Notably, due to span of the dispute and the layers of additional payments (principle amount, interest, penalties and interest on penalties), even comparatively small mistakes in determining the providers’ unpaid fees resulted in a substantial increase in the final demand. According to the providers, the DoT had made simple clerical errors in some places alongside mistakes in its actual calculations, including counting some revenue twice, not taking into account allowed exemptions and failing to fully recognise payments made. At a hearing in September 2020 the Supreme Court ruled that cellcos would be permitted to pay the dues over a ten-year period, but enshrined the DoT’s allegedly faulty calculations as final, determining that the amounts could not be recalculated or re-assessed. Consequently, in its recent ruling the Supreme Court noted that it had said ‘not just once, but twice and thrice that the amounts cannot be recomputed’. No explanation or reasoning was offered for the dismissal of the cellcos’ pleas, except that the Supreme Court had already ruled on the matter.
Meanwhile, the Supreme Court did not clarify its position on the other legacy of its September 2020 decision. Whilst the ruling allowed providers to pay 10% of their dues up front and the remainder in annual instalments to 31 March 2031, it did not state whether the payments already made by the cellcos by that date were to be taken into account. As such, the providers have argued that they had already paid the first 10% instalment and are not due to make another payment until March 2022, whilst the DoT has argued that they were required to pay 10% of the remaining dues by March 2021.
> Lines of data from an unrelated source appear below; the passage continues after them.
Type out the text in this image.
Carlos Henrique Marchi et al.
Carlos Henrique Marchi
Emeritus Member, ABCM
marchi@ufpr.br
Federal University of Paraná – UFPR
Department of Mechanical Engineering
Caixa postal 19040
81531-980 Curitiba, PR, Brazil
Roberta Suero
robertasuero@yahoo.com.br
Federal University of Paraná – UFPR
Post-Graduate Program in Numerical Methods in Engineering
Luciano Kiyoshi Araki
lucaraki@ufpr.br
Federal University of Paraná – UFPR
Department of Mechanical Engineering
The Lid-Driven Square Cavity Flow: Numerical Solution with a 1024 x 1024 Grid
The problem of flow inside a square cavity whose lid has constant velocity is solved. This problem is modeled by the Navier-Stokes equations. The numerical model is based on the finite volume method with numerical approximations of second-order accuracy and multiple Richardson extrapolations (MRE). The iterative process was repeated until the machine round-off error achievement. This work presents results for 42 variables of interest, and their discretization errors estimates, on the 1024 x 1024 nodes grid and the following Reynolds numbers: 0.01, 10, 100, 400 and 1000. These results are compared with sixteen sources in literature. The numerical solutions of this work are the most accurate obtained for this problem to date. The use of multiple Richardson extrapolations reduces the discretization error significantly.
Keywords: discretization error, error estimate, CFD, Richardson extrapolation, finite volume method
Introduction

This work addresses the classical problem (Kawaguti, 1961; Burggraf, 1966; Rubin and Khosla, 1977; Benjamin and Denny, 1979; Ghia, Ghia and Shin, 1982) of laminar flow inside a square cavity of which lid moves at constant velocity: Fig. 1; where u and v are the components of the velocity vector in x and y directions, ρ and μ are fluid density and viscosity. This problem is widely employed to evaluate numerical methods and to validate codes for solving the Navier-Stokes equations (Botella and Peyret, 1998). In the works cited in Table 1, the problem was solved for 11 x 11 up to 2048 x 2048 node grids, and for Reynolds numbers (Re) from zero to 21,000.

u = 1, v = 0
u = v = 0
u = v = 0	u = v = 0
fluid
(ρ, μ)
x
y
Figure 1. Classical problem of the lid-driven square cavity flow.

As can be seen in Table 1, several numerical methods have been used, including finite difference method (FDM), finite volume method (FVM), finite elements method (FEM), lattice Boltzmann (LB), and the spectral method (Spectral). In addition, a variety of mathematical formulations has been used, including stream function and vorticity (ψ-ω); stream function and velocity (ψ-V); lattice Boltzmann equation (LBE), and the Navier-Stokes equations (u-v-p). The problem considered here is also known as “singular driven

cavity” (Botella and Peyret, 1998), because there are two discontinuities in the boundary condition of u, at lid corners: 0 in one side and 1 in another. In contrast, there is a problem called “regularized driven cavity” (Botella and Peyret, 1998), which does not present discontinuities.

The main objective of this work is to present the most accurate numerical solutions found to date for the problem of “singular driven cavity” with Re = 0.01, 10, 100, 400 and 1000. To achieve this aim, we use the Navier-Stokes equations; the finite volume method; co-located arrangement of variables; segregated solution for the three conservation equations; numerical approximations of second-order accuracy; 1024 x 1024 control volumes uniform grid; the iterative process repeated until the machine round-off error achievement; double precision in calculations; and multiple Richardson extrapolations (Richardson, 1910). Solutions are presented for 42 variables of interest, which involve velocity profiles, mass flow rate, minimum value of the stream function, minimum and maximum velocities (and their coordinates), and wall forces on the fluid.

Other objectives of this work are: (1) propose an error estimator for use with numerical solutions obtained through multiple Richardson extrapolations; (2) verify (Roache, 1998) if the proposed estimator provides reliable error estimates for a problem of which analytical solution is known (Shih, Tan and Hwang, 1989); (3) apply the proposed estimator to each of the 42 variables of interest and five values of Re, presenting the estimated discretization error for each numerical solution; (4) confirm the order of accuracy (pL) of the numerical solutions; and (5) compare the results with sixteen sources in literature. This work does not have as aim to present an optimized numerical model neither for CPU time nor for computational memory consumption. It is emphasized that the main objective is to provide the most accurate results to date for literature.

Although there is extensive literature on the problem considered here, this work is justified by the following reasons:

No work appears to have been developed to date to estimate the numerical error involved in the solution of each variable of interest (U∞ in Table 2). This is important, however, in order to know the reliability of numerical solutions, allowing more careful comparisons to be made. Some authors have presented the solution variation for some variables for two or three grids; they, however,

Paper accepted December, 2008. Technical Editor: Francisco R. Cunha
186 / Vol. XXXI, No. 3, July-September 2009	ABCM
The decision casts doubt on the viability of Vi to continue operating, with the debt-laden and loss-making cellco struggling to raise funds to cover its immediate expenses. Whilst the company is reportedly expected to be granted approval to raise INR150 billion through foreign direct investment (FDI), it has payments totalling INR225 billion due by April 2022, including regular debt payments, spectrum fees and AGR dues.